Computer-aided simulation and exergy analysis of TiO(2) nanoparticles production via green chemistry

BACKGROUND: The production of photocatalytic nanoparticles such as TiO(2) has received increasing interest for biomedical and wastewater treatment applications. However, the conventional synthesis of such materials faces several environmental concerns. METHODS: In this work, green synthesis is addressed to prepare TiO(2) nanoparticles at large scale using Lemongrass (Cymbopogon citratus) and titanium isopropoxide (TTIP). This process was designed and modeled using computer-aided process engineering (CAPE) in order to obtain the extended mass/energy balances, as well as operating parameters. Process simulation was carried out using the commercial software Aspen Plus(®). In addition, energy performance of large-scale nanoparticle production was analyzed to identify alternatives for process improvement from an exergetic point of view.
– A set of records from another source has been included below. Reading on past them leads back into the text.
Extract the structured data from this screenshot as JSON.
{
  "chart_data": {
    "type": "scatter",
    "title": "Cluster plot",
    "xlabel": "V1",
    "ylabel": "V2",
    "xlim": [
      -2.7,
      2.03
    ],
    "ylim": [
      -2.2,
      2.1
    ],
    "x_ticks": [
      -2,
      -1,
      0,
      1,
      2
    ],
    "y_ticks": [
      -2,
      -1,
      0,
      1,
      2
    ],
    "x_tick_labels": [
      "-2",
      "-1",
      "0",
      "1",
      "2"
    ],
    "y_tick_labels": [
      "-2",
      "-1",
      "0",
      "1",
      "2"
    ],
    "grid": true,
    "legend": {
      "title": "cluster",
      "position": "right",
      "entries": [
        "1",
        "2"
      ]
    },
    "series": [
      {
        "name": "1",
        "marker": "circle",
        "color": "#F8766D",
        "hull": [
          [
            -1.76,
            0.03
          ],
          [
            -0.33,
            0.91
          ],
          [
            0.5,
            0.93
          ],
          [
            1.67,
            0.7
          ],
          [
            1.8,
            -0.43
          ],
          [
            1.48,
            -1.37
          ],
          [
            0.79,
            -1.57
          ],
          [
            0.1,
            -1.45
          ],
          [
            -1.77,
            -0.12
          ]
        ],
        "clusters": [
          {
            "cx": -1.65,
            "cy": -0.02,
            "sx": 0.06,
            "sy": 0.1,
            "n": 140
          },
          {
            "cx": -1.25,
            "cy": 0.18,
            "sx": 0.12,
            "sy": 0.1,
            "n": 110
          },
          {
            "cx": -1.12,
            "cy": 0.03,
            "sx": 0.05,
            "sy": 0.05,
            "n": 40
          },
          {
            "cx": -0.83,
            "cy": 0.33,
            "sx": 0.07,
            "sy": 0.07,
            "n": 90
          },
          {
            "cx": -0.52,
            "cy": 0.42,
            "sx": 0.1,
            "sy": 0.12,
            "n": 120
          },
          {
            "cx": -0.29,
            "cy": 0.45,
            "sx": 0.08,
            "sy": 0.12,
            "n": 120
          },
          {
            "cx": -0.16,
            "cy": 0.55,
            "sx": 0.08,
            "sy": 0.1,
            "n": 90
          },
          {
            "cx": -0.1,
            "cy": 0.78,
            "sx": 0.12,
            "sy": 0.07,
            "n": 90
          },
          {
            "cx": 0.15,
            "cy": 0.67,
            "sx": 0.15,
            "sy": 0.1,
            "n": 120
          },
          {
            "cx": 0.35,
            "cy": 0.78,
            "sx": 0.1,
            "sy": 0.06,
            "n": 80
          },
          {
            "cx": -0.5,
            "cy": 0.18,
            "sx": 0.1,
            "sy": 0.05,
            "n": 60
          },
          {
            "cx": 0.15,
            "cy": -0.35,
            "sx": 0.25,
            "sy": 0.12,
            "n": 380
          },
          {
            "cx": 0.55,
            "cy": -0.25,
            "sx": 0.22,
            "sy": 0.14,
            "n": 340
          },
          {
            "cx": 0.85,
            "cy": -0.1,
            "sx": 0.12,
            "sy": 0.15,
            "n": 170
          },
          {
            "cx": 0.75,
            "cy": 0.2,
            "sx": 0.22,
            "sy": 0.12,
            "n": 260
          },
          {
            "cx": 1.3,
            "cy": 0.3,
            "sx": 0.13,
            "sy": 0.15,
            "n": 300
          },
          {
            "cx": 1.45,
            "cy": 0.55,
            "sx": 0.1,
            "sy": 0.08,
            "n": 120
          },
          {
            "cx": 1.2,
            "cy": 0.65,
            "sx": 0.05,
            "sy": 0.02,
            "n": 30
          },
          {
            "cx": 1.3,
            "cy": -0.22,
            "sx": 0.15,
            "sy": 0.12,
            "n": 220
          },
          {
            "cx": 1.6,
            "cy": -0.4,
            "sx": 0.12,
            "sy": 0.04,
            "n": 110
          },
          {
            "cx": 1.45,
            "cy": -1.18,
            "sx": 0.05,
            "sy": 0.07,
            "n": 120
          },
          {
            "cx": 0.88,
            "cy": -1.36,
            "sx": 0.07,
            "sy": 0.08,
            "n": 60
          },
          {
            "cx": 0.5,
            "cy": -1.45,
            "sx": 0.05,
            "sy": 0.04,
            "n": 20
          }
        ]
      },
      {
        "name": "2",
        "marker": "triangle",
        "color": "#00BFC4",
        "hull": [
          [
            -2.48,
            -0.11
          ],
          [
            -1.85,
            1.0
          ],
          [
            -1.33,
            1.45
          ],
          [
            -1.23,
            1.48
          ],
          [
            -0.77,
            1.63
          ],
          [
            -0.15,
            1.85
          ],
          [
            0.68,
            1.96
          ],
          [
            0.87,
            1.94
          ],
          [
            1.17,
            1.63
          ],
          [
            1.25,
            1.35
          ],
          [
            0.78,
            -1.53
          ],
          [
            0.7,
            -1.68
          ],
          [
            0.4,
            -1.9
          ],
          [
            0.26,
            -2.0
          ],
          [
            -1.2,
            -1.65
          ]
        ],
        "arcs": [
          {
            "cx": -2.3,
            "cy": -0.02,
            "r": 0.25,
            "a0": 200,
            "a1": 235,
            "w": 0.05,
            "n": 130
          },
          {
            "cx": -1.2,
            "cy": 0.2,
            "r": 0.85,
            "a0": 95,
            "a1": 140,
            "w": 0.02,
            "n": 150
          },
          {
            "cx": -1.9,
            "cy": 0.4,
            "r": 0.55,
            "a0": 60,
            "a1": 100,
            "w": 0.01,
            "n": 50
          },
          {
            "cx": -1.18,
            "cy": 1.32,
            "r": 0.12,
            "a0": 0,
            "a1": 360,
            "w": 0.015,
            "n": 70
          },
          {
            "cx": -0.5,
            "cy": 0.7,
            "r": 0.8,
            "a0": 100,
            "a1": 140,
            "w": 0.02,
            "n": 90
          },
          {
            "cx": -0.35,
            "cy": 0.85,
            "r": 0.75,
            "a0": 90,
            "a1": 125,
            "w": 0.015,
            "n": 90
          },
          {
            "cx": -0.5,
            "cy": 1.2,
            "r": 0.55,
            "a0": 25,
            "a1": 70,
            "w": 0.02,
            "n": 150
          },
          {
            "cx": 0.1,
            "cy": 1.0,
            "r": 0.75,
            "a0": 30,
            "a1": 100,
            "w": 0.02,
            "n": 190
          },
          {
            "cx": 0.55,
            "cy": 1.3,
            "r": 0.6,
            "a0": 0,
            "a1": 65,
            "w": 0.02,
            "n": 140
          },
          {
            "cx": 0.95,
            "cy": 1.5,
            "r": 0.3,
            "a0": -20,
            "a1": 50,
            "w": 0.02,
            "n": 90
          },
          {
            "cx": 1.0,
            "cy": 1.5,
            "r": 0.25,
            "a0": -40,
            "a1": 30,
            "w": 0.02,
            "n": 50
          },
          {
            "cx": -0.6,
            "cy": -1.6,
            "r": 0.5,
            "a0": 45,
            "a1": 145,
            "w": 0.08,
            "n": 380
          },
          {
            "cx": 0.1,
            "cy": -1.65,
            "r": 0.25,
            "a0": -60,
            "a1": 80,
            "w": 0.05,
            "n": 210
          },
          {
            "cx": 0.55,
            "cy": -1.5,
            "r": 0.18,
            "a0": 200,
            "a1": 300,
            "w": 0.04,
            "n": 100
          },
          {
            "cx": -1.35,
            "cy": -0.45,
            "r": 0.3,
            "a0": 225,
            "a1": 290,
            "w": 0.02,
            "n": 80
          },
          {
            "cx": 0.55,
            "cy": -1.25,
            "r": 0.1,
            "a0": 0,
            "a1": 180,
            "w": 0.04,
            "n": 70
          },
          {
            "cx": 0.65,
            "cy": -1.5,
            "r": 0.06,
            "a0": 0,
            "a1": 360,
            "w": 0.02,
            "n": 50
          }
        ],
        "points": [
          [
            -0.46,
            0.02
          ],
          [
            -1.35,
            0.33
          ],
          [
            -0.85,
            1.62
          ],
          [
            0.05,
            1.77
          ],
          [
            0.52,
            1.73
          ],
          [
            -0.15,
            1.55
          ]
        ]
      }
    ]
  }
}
RESULTS: The production capacity of the plant was estimated as 1,496 t/y of TiO(2) nanoparticles by the conversion of 32,675 t/y lemongrass and 5,724 t/y TTIP. Hence, the overall production yield is 0.26 kg TiO(2)/kg TTIP. Exergy analysis reported an overall exergy efficiency of 0.27% and an exergy loss of 159,824.80 MJ/h. These results suggest that such a process requires the implementation of process improvement strategies to reach a more sustainable design from energy and thermodynamic viewpoints.